Procédure devant la cour :
Par une requête enregistrée le 21 août 2020, Mme A..., représentée par Me B..., demande à la cour :
1°) d'annuler ce jugement du tribunal administratif de Bordeaux du 27 mai 2020 ;
2°) d'annuler l'arrêté du 30 octobre 2019 du préfet de la Dordogne ;
3°) d'enjoindre au préfet de la Dordogne, à titre principal, de lui délivrer un titre de séjour dans un délai de quinze jours sous astreinte de 100 euros par jour de retard à compter de la notification à intervenir ou, à titre subsidiaire, de réexaminer sa situation dans le même délai ;
4°) de mettre à la charge de l'Etat le versement à son avocat d'une somme de 1 800 euros sur le fondement des articles 37 de la loi du 10 juillet 1991 et L. 761-1 du code de justice administrative.
Elle soutient que :
s'agissant de la décision refusant la délivrance d'un titre de séjour :
- le préfet a méconnu les dispositions du 11° de l'article L. 313-11 du code de l'entrée et du séjour des étrangers et du droit d'asile et a entaché sa décision d'une erreur d'appréciation ;
- la décision méconnait les stipulations de l'article 8 de la convention européenne de sauvegarde des libertés fondamentales ;
- elle méconnait les stipulations de l'article 3-1 de la convention internationale relative aux droits de l'enfant ;
- la décision est entachée d'erreur manifeste d'appréciation ;
s'agissant de l'obligation de quitter le territoire français :
- cette décision est illégale en raison de l'illégalité du refus de séjour ;
- elle méconnait les dispositions du 10° de l'article L. 511-4 du code de l'entrée et du séjour des étrangers et du droit d'asile ;
- elle méconnait les stipulations de l'article 8 de la convention européenne de sauvegarde des droits de l'homme et des libertés fondamentales ;
- elle méconnait les stipulations de l'article 3-1 de la convention internationale relative aux droits de l'enfant ;
s'agissant du pays de renvoi :
- la décision fixant le pays de renvoi est illégale en raison de l'illégalité de l'obligation de quitter le territoire français.
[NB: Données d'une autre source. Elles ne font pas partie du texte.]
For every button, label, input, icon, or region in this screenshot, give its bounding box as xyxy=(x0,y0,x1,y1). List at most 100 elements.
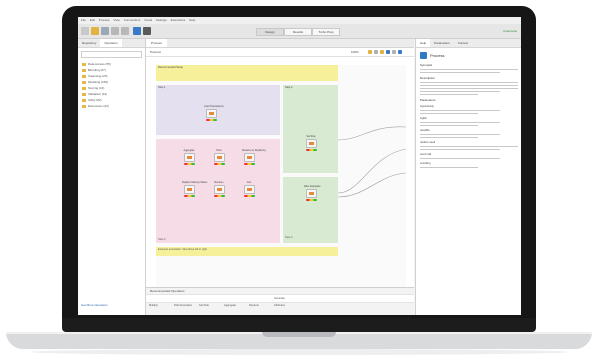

Par un mémoire en défense enregistré le 29 janvier 2021, le préfet de la Dordogne conclut au rejet de la requête.
Il soutient que les moyens invoqués par Mme A... ne sont pas fondés.
Mme A... a été admise au bénéfice de l'aide juridictionnelle totale par une décision du 16 juillet 2020.
Vu les autres pièces du dossier.
Vu :
- la convention européenne de sauvegarde des droits de l'homme et des libertés fondamentales ;
- la convention internationale relative aux droits de l'enfant ;
- le code de l'entrée et du séjour des étrangers et du droit d'asile ;
- la loi n° 91-647 du 10 juillet 1991 ;
- le décret n° 2020-1406 du 18 novembre 2020, et notamment son article 5 ;
- le code de justice administrative.
La présidente de la formation de jugement a dispensé le rapporteur public, sur sa proposition, de prononcer des conclusions à l'audience.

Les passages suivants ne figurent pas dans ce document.